Et puis Cannes 2024. Le Studio Ghibli reçoit la Palme d'or d'honneur, la première fois dans l'histoire du festival qu'elle est attribuée à un studio collectivement, et non à une personne. Goro Miyazaki, le fils de Hayao, et Toshio Suzuki, le producteur historique, sont montés sur la scène pour la chercher. Hayao, lui, est resté au studio. Selon la légende, il dessinait.

- Nausicaä de la vallée du vent (1984) : le film qui a précédé Ghibli, et qui posait déjà toute la signature visuelle.
- Mon voisin Totoro (1988) : le film qui définit l'enfance pour des millions de gens à travers le monde.

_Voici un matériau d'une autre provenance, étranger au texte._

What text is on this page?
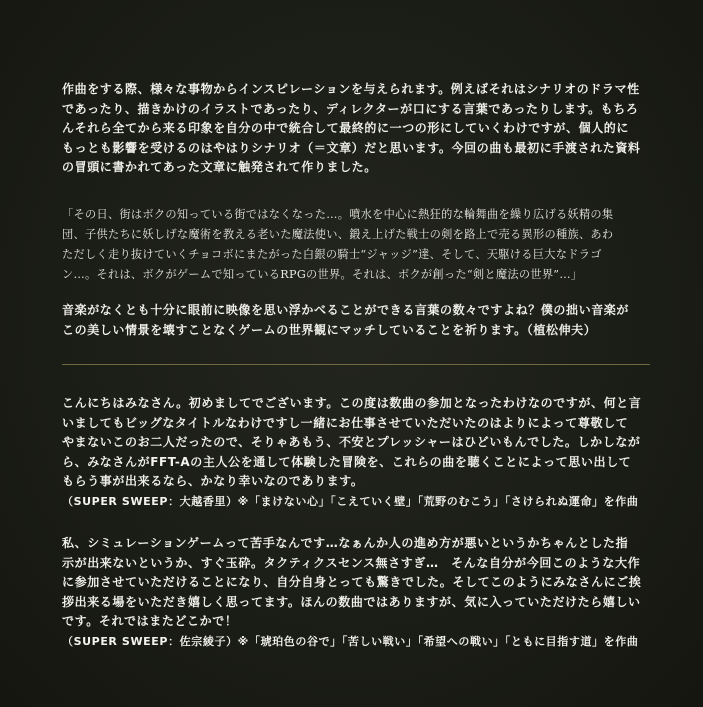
作曲をする際、様々な事物からインスピレーションを与えられます。例えばそれはシナリオのドラマ性
であったり、描きかけのイラストであったり、ディレクターが口にする言葉であったりします。もちろ
んそれら全てから来る印象を自分の中で統合して最終的に一つの形にしていくわけですが、個人的に
もっとも影響を受けるのはやはりシナリオ（＝文章）だと思います。今回の曲も最初に手渡された資料
の冒頭に書かれてあった文章に触発されて作りました。
「その日、街はボクの知っている街ではなくなった…。噴水を中心に熱狂的な輪舞曲を繰り広げる妖精の集
団、子供たちに妖しげな魔術を教える老いた魔法使い、鍛え上げた戦士の剣を路上で売る異形の種族、あわ
ただしく走り抜けていくチョコボにまたがった白銀の騎士“ジャッジ”達、そして、天駆ける巨大なドラゴ
ン…。それは、ボクがゲームで知っているRPGの世界。それは、ボクが創った“剣と魔法の世界”…」
音楽がなくとも十分に眼前に映像を思い浮かべることができる言葉の数々ですよね？僕の拙い音楽が
この美しい情景を壊すことなくゲームの世界観にマッチしていることを祈ります。（植松伸夫）
こんにちはみなさん。初めましてでございます。この度は数曲の参加となったわけなのですが、何と言
いましてもビッグなタイトルなわけですし一緒にお仕事させていただいたのはよりによって尊敬して
やまないこのお二人だったので、そりゃあもう、不安とプレッシャーはひどいもんでした。しかしなが
ら、みなさんがFFT-Aの主人公を通して体験した冒険を、これらの曲を聴くことによって思い出して
もらう事が出来るなら、かなり幸いなのであります。
（SUPER SWEEP：大越香里）※「まけない心」「こえていく壁」「荒野のむこう」「さけられぬ運命」を作曲
私、シミュレーションゲームって苦手なんです…なぁんか人の進め方が悪いというかちゃんとした指
示が出来ないというか、すぐ玉砕。タクティクスセンス無さすぎ…　そんな自分が今回このような大作
に参加させていただけることになり、自分自身とっても驚きでした。そしてこのようにみなさんにご挨
拶出来る場をいただき嬉しく思ってます。ほんの数曲ではありますが、気に入っていただけたら嬉しい
です。それではまたどこかで！
（SUPER SWEEP：佐宗綾子）※「琥珀色の谷で」「苦しい戦い」「希望への戦い」「ともに目指す道」を作曲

- Princesse Mononoké (1997) : un manifeste écologique avant l'heure, encore d'une actualité brûlante aujourd'hui.
- Le Voyage de Chihiro (2001) : Oscar du meilleur film d'animation, plus de 19 millions d'entrées au Japon.
- Le Vent se lève (2013) : son premier « dernier » film, présenté à l'époque comme tel. Il y aura un sequel.

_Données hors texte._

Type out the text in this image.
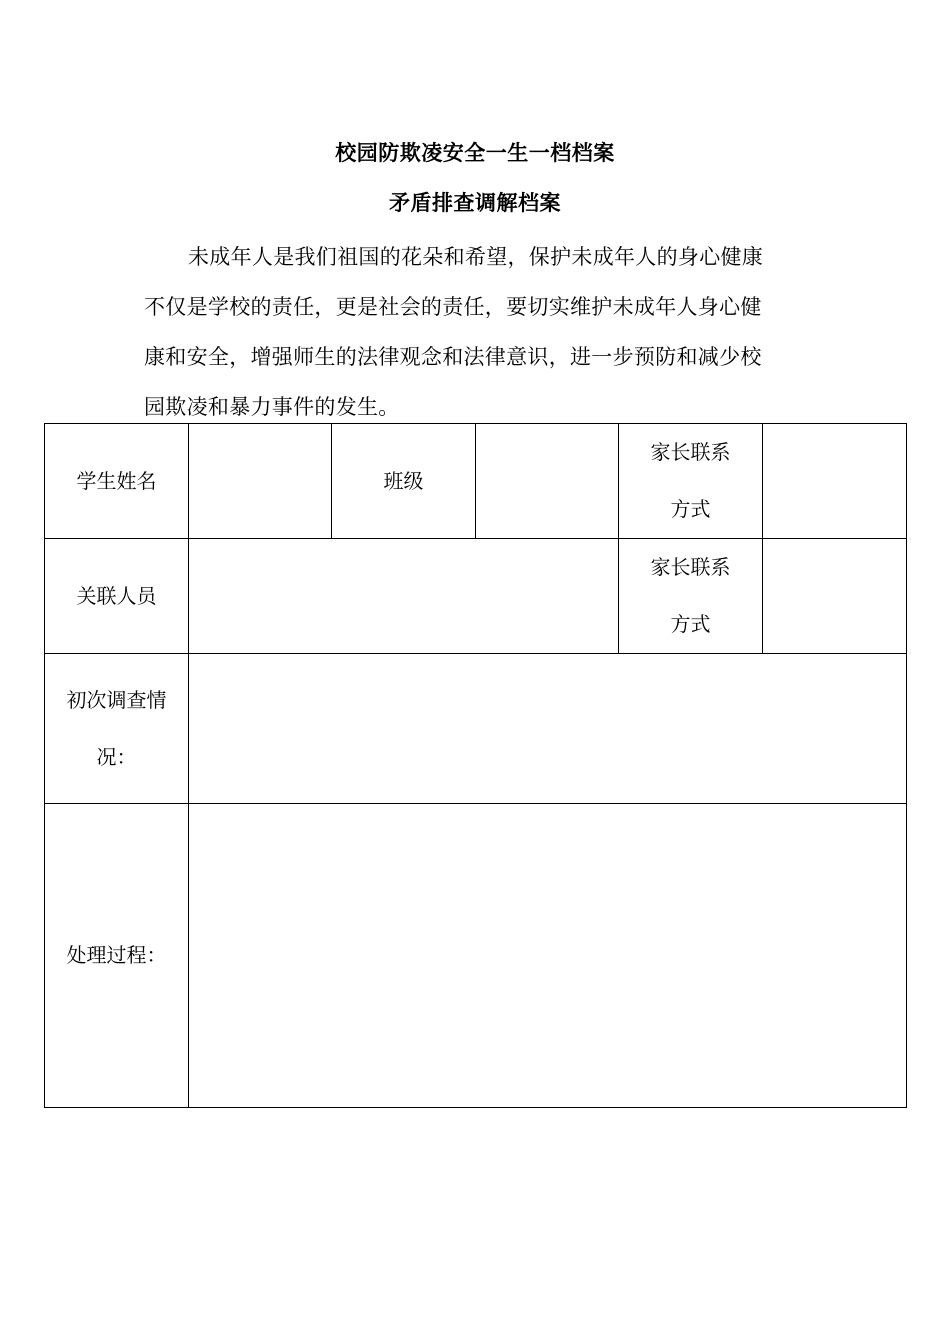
校园防欺凌安全一生一档档案
矛盾排查调解档案
未成年人是我们祖国的花朵和希望，保护未成年人的身心健康
不仅是学校的责任，更是社会的责任，要切实维护未成年人身心健
康和安全，增强师生的法律观念和法律意识，进一步预防和减少校
园欺凌和暴力事件的发生。
学生姓名		班级		家长联系
方式	

关联人员				家长联系
方式	

初次调查情
况：					

处理过程：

- Le Garçon et le Héron (2023) : son nouveau « dernier » film. Encore. On y croira quand on le verra.
Un héritage qui dépasse Ghibli
Sans Miyazaki, pas de Pixar tel qu'on le connaît. John Lasseter l'a publiquement reconnu, et Toy Story 2 a même intégré un caméo de Totoro en hommage. Pas de Wes Anderson aussi sensible aux décors et aux mondes (L'Île aux chiens lui doit beaucoup). Pas de Bong Joon-ho, qui cite Princesse Mononoké comme une influence directe sur Okja. Pas toute une génération de réalisateurs occidentaux qui ont compris que l'animation pouvait porter du grand cinéma, et pas juste du divertissement pour enfants.
À 85 ans, Hayao Miyazaki continue de venir au studio chaque jour. Il dessine. Et tant qu'il dessine, le monde tourne un peu plus rond. Quand le crayon s'arrêtera enfin, ce ne sera pas la fin de Ghibli : Goro et la nouvelle génération sont déjà là, le studio a été racheté par Nippon TV en 2023 pour assurer sa pérennité. Mais ce sera la fin d'une époque où un homme, seul à sa table, pouvait encore faire pleurer une planète entière avec des feuilles de papier et des couleurs.